Battleground states carry Obama to victory
Published: Wednesday, November 7, 2012
Updated: Tuesday, November 20, 2012 17:11
President Barack Obama won his 2012 reelection Tuesday night in a close race with Republican candidate Mitt Romney. Romney led in the polls throughout the evening, but Obama made his jump as soon as the West Coast results started coming in, gaining an advantage Romney was unable to surpass.
Newsrooms began calling the election shortly after 11 p.m. EST, even before Florida and Ohio—two major swing states—had determined a final tally. Romney remained stalled at 200 electoral votes as Obama pulled through at the end of the night with a relatively steady climb to the 270 electoral votes required to win the election.
The night started leaning heavily Romney, as was expected from the traditionally Republican states on the east coast who reported results first. Texas, to no surprise, was a win for the Republican candidate, and his biggest electoral count of the election.
Nevertheless, incumbent candidate Obama solidified New York early on, and in the sense of “quality over quantity” was able to edge out Romney with fewer states but more electoral votes.
With the help of electoral votes from key battleground states such as Ohio, Florida and Virgina, Obama captured key states that Romney needed for election.
In his concession speech, Romney offered his congratulations not only to the President, but to the “supporters and campaign” too that he said “also [deserved] congratulations.”
“I pray that the President will be successful in guiding our nation,” Romney said.
Members of his immediate and extended family joined him on stage, as well as his running mate Paul Ryan.
Many political commentators called Romney’s concession a “quickly written speech” and something he was not necessarily prepared for. While his speech was in some ways unlike most typical concession speeches, Romney stood strong in giving his support to Americans.
“You inspired us and humbled us,” Romney said, speaking for himself and Ryan to supporters. “The election is over, but our principles endure.”
President Obama stood onstage to give his victory speech a little after 1:30 a.m. EST, greeted by an ecstatic crowd and joined by his wife and daughters.
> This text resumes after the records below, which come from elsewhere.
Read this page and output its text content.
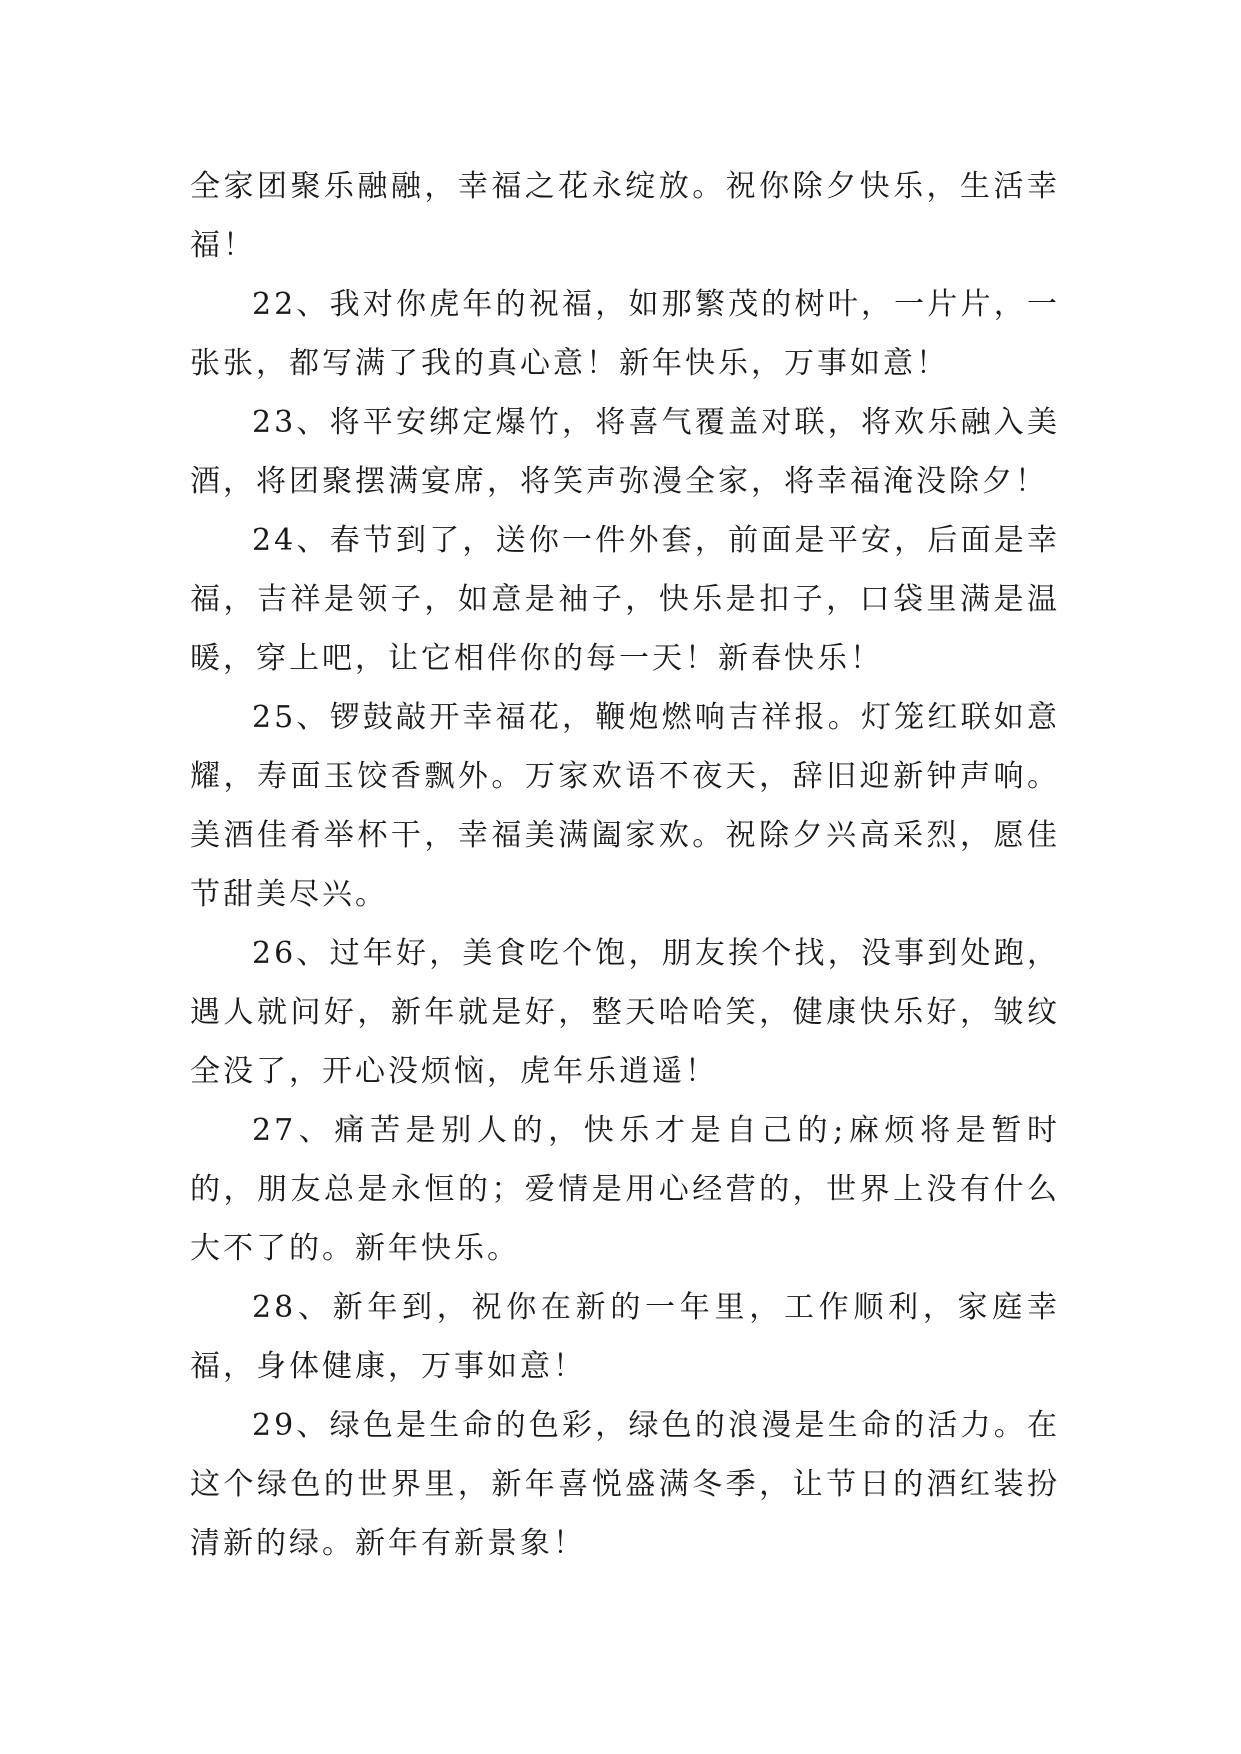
全家团聚乐融融，幸福之花永绽放。祝你除夕快乐，生活幸福！

22、我对你虎年的祝福，如那繁茂的树叶，一片片，一张张，都写满了我的真心意！新年快乐，万事如意！

23、将平安绑定爆竹，将喜气覆盖对联，将欢乐融入美酒，将团聚摆满宴席，将笑声弥漫全家，将幸福淹没除夕！

24、春节到了，送你一件外套，前面是平安，后面是幸福，吉祥是领子，如意是袖子，快乐是扣子，口袋里满是温暖，穿上吧，让它相伴你的每一天！新春快乐！

25、锣鼓敲开幸福花，鞭炮燃响吉祥报。灯笼红联如意耀，寿面玉饺香飘外。万家欢语不夜天，辞旧迎新钟声响。美酒佳肴举杯干，幸福美满阖家欢。祝除夕兴高采烈，愿佳节甜美尽兴。

26、过年好，美食吃个饱，朋友挨个找，没事到处跑，遇人就问好，新年就是好，整天哈哈笑，健康快乐好，皱纹全没了，开心没烦恼，虎年乐逍遥！

27、痛苦是别人的，快乐才是自己的;麻烦将是暂时的，朋友总是永恒的；爱情是用心经营的，世界上没有什么大不了的。新年快乐。

28、新年到，祝你在新的一年里，工作顺利，家庭幸福，身体健康，万事如意！

29、绿色是生命的色彩，绿色的浪漫是生命的活力。在这个绿色的世界里，新年喜悦盛满冬季，让节日的酒红装扮清新的绿。新年有新景象！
“[This country] moves forward because you reaffirmed the spirit that has triumphed over war and depression,” Obama said while giving thanks to supporters.
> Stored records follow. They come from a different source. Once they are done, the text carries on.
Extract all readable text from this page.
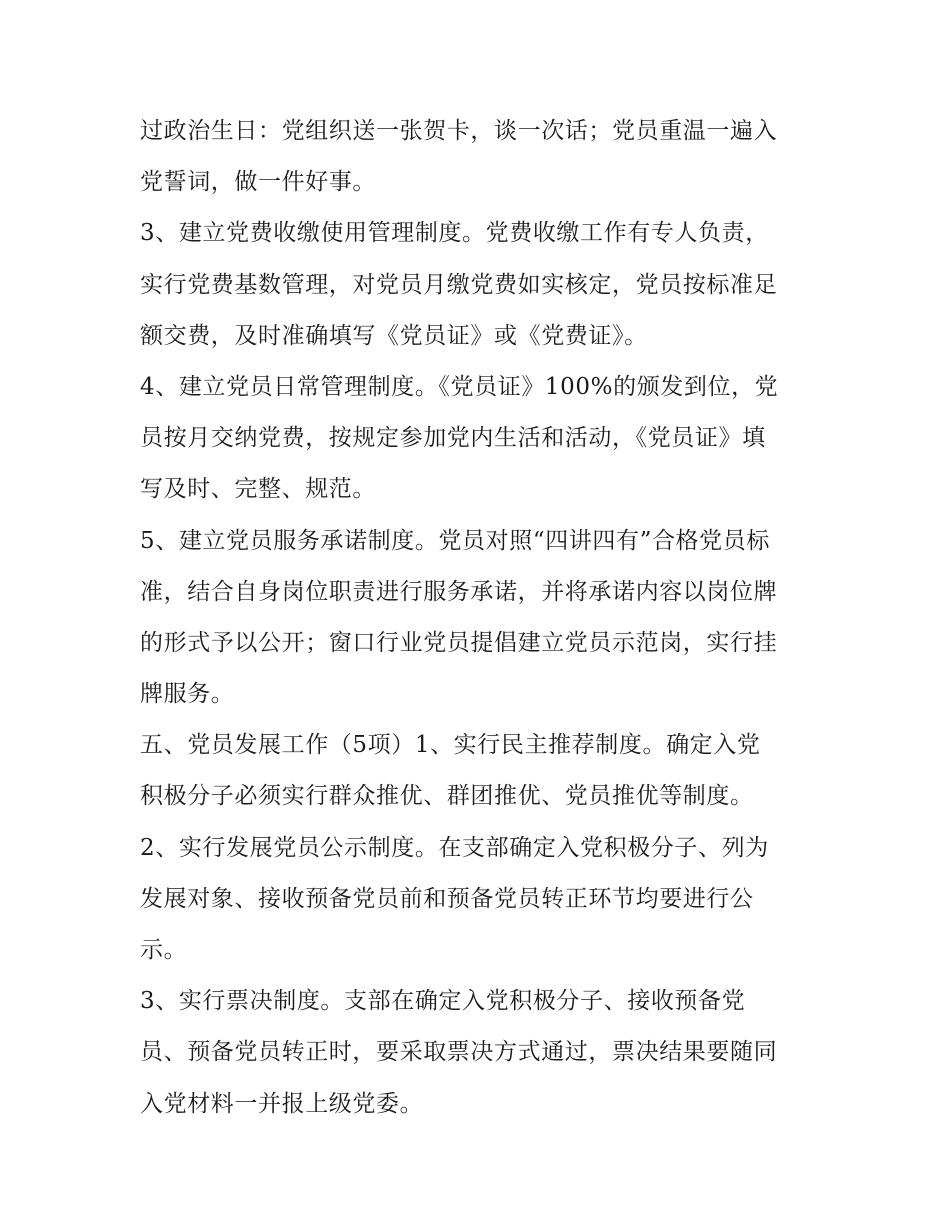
过政治生日：党组织送一张贺卡，谈一次话；党员重温一遍入
党誓词，做一件好事。
3、建立党费收缴使用管理制度。党费收缴工作有专人负责，
实行党费基数管理，对党员月缴党费如实核定，党员按标准足
额交费，及时准确填写《党员证》或《党费证》。
4、建立党员日常管理制度。《党员证》100%的颁发到位，党
员按月交纳党费，按规定参加党内生活和活动，《党员证》填
写及时、完整、规范。
5、建立党员服务承诺制度。党员对照“四讲四有”合格党员标
准，结合自身岗位职责进行服务承诺，并将承诺内容以岗位牌
的形式予以公开；窗口行业党员提倡建立党员示范岗，实行挂
牌服务。
五、党员发展工作（5项）1、实行民主推荐制度。确定入党
积极分子必须实行群众推优、群团推优、党员推优等制度。
2、实行发展党员公示制度。在支部确定入党积极分子、列为
发展对象、接收预备党员前和预备党员转正环节均要进行公
示。
3、实行票决制度。支部在确定入党积极分子、接收预备党
员、预备党员转正时，要采取票决方式通过，票决结果要随同
入党材料一并报上级党委。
Beyond Democratic voters, Obama expressed the significance of every American who went out to the polls, regardless of party affiliation.
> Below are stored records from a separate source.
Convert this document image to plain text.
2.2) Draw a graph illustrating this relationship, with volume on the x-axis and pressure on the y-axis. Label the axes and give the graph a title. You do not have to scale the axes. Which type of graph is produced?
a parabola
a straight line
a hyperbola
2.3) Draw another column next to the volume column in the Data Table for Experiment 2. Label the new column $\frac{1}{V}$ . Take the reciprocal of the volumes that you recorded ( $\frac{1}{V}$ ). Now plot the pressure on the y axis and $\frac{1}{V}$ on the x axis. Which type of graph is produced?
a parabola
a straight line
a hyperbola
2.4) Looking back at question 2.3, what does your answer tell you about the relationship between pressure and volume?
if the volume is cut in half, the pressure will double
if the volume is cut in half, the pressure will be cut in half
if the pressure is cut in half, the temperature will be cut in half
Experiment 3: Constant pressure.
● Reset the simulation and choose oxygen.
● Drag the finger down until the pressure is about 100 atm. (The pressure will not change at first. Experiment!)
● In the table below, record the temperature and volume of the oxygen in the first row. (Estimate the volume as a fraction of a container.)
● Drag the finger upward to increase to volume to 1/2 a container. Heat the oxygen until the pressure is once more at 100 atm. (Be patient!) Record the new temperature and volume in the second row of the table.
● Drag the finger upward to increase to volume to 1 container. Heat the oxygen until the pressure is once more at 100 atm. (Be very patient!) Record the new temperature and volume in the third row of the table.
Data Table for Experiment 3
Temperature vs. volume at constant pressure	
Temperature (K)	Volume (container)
“You made your voice heard, and you made a difference.”
President Obama delivered a speech to unify the nation without partisan division.
“While each of us will pursue our own individual dreams, we rise and fall as one nation and one people,” Obama said.
He spoke to the importance of diversity of beliefs within a country that is a “generous America, a passionate America.” Acknowledging severe partisanship, Obama reassured the country that “these arguments we have are a mark of our liberty.”
“Forward. That’s where we need to go,” Obama said.
With President Barack Obama returning for his second term, SMU political science professor Matthew Wilson said, “The ability to launch any sort of major initiatives is going to be minimal” with the Republicans maintaining control in the House.
“With the closeness of this election and the political bitterness of the last couple of years, the losing side isn’t going to be in a mood to compromise,” Wilson said.
And, institutionally, he said Republicans don’t have to cooperate to maintain power, seeing as the party controls Congress and Obama will not be up for re-election.
“The House is a very disciplined chamber, so the Republicans can block whatever they want,” Wilson said.
He explained that in the coming weeks, Obama will have to work with Republicans regarding fiscal issues, and neither side can afford to refuse engagement.
“He’ll have to get into some sort of negotiations with Congress about dealing with the so-called ‘fiscal cliff’ and so they’ll cobble together some sort of solution to keep that from happening,” Wilson said.
Speaking to the economic crisis of America, Wilson said, “The economy largely sits above and beyond the control of the president.”
“It’s not going to be radically altered in the short-term,” Wilson said about the next four years.
Wilson said Obama ultimately would need to work more abstractly by utilizing executive orders and federal court appointments to move forward.
“He will systematically advance his agenda and values and priorities in ways that do not involve Congress,” Wilson said. “His ideal would be to make an appointment to the Supreme Court that would change the balance of power.”
Dennis Simon, a professor of political science, said that this kind of sneaking around the opposite party is what the president will need to overcome.
“The biggest challenge is whether the partisan rhetoric will be muted and the folks will get to work.”
With the end and necessary goal being collaboration, Simon explained that some of the most critical work “will be done before inauguration.”
Political science professor Cal Jillson said that past the inauguration, “second terms are usually about consolidating the gains of the first term.”
“[Obama] will work to implement health care reform and to broker a set of fiscal policy reforms to get the country back on sound footing,” Jillson said.
Because of the solid opposition Obama will face from the House that will keep him from “undertaking major new initiatives,” Jillson said that one reform Obama likely will push for is immigration—and the professor said it’s one for which Republicans would be wise to follow suit in.
“Given the demographic changes taking place in the country, Republicans would be well-advised to join in those discussions beyond simply calling for more secure borders,” Jillson said.